Notícias da Fenafisco
Plano de saúde expulsa idoso
4 de setembro de 2006
Não é segredo que os planos de saúde são caros no Brasil, onde a renda média ainda é baixa. Tanto é que pouco mais de dois em cada 10 brasileiros consegue pagar por um. Mas o efeito da progressão geométrica dos preços em relação à idade dos beneficiários tem causado estragos consideráveis. É cada vez menor a presença de pessoas com mais de 59 anos entre os clientes desse mercado. Segundo uma pesquisa da Strategy, consultoria especializada do setor, entre 1998 e 2005 essa participação caiu de 23% para 8%.
A avaliação tem como base a mudança provocada pela regulamentação do setor – que entrou em vigor em 1999 – e a separação do mercado de planos de saúde em dois: de um lado, os planos antigos, aqueles contratados antes de 1999. De outro os planos novos. Os primeiros eram mais baratos, até porque não havia regras específicas para os planos de saúde e era possível oferecer um produto com poucas coberturas. Nesse universo, 23 de cada 100 clientes eramidosos. Já os novos precisam seguir as especificações da Lei 9.656/98 e garantir a cobertura completa a todos os beneficiários, inclusive para tratamentos de hemodiálise, câncer e Aids, apenas para citar alguns procedimentos que eram ignorados nos contratos antigos.

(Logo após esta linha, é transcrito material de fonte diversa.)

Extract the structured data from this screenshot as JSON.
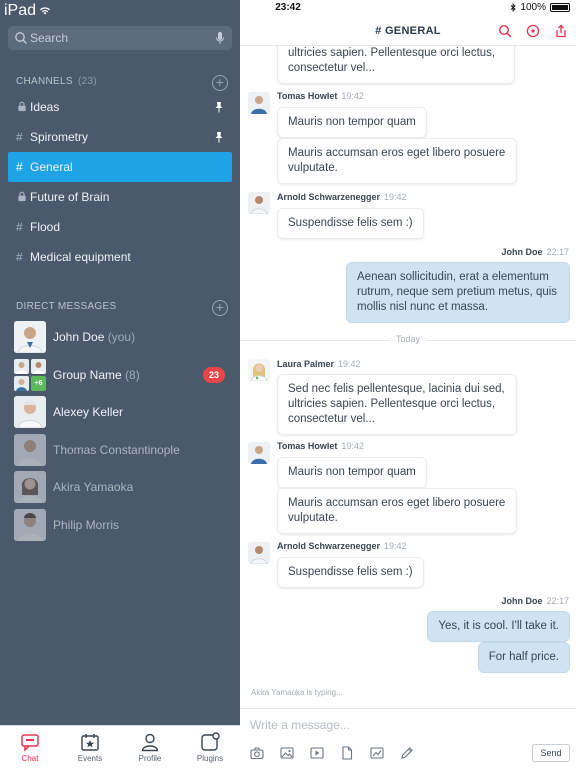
{
  "status_bar": {
    "carrier": "iPad",
    "time": "23:42",
    "battery": "100%"
  },
  "sidebar": {
    "search": {
      "placeholder": "Search"
    },
    "channels_header": {
      "label": "CHANNELS",
      "count": "(23)"
    },
    "channels": [
      {
        "prefix": "lock",
        "name": "Ideas",
        "pinned": true,
        "active": false
      },
      {
        "prefix": "#",
        "name": "Spirometry",
        "pinned": true,
        "active": false
      },
      {
        "prefix": "#",
        "name": "General",
        "pinned": false,
        "active": true
      },
      {
        "prefix": "lock",
        "name": "Future of Brain",
        "pinned": false,
        "active": false
      },
      {
        "prefix": "#",
        "name": "Flood",
        "pinned": false,
        "active": false
      },
      {
        "prefix": "#",
        "name": "Medical equipment",
        "pinned": false,
        "active": false
      }
    ],
    "dm_header": {
      "label": "DIRECT MESSAGES"
    },
    "direct_messages": [
      {
        "name": "John Doe",
        "sub": "(you)",
        "online": true
      },
      {
        "name": "Group Name",
        "sub": "(8)",
        "online": true,
        "badge": "23",
        "group_more": "+6"
      },
      {
        "name": "Alexey Keller",
        "sub": "",
        "online": true
      },
      {
        "name": "Thomas Constantinople",
        "sub": "",
        "online": false
      },
      {
        "name": "Akira Yamaoka",
        "sub": "",
        "online": false
      },
      {
        "name": "Philip Morris",
        "sub": "",
        "online": false
      }
    ]
  },
  "tabbar": {
    "tabs": [
      {
        "label": "Chat",
        "icon": "chat-icon",
        "active": true
      },
      {
        "label": "Events",
        "icon": "calendar-star-icon",
        "active": false
      },
      {
        "label": "Profile",
        "icon": "person-icon",
        "active": false
      },
      {
        "label": "Plugins",
        "icon": "plugin-icon",
        "active": false
      }
    ]
  },
  "chat": {
    "title": "# GENERAL",
    "header_icons": [
      "search-icon",
      "info-icon",
      "share-icon"
    ],
    "messages_top": {
      "partial_bubble": "ultricies sapien. Pellentesque orci lectus, consectetur vel...",
      "tomas": {
        "author": "Tomas Howlet",
        "time": "19:42",
        "bubbles": [
          "Mauris non tempor quam",
          "Mauris accumsan eros eget libero posuere vulputate."
        ]
      },
      "arnold": {
        "author": "Arnold Schwarzenegger",
        "time": "19:42",
        "bubbles": [
          "Suspendisse felis sem :)"
        ]
      },
      "own": {
        "author": "John Doe",
        "time": "22:17",
        "bubbles": [
          "Aenean sollicitudin, erat a elementum rutrum, neque sem pretium metus, quis mollis nisl nunc et massa."
        ]
      }
    },
    "divider_label": "Today",
    "messages_today": {
      "laura": {
        "author": "Laura Palmer",
        "time": "19:42",
        "bubbles": [
          "Sed nec felis pellentesque, lacinia dui sed, ultricies sapien. Pellentesque orci lectus, consectetur vel..."
        ]
      },
      "tomas": {
        "author": "Tomas Howlet",
        "time": "19:42",
        "bubbles": [
          "Mauris non tempor quam",
          "Mauris accumsan eros eget libero posuere vulputate."
        ]
      },
      "arnold": {
        "author": "Arnold Schwarzenegger",
        "time": "19:42",
        "bubbles": [
          "Suspendisse felis sem :)"
        ]
      },
      "own": {
        "author": "John Doe",
        "time": "22:17",
        "bubbles": [
          "Yes, it is cool. I'll take it.",
          "For half price."
        ]
      }
    },
    "typing": "Akira Yamaoka is typing...",
    "composer": {
      "placeholder": "Write a message...",
      "send_label": "Send",
      "tools": [
        "camera-icon",
        "image-icon",
        "video-icon",
        "file-icon",
        "chart-icon",
        "pencil-icon"
      ]
    }
  },
  "colors": {
    "sidebar_bg": "#4a596b",
    "active_channel": "#1ea3e6",
    "accent": "#e8334d",
    "own_bubble": "#cfe3f2",
    "badge": "#e84548"
  }
}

A segurança para quem conseguiu se manter em uma das operadoras desse mercado é claramente maior. Mas nos planos novos, apenas oito em cada 100 beneficiários têm mais de 59 anos. “A partir de 1999, todos os planos de saúde passaram a ser mais abrangentes e, por causa disso, ficaram mais caros”, explica Raquel Marimon, coordenadora do Anuário de Custos de Planos de Saúde, elaborado pela Strategy.
Num país onde é comum às famílias se esforçarem para sustentar o plano de saúde dos parentes mais velhos, a elevação dos preços virou lugar comum. A secretária Angela Martins de Sousa, que há 17 anos arca com a saúde da mãe, se viu obrigada a encontrar uma alternativa às mudanças de preço por faixa etária. “Quando minha mãe passou da faixa dos 60 anos, o pulo na mensalidade foi um susto. Me vi precisando destinar 80% do salário para manter o plano. Não deu”, conta. “Há dois anos, encerrei o contrato. Hoje eu deposito R$ 300 por mês numa aplicação financeira e com esse dinheiro minha mãe faz os exames e o acompanhamento médico que precisa”, explica Angela.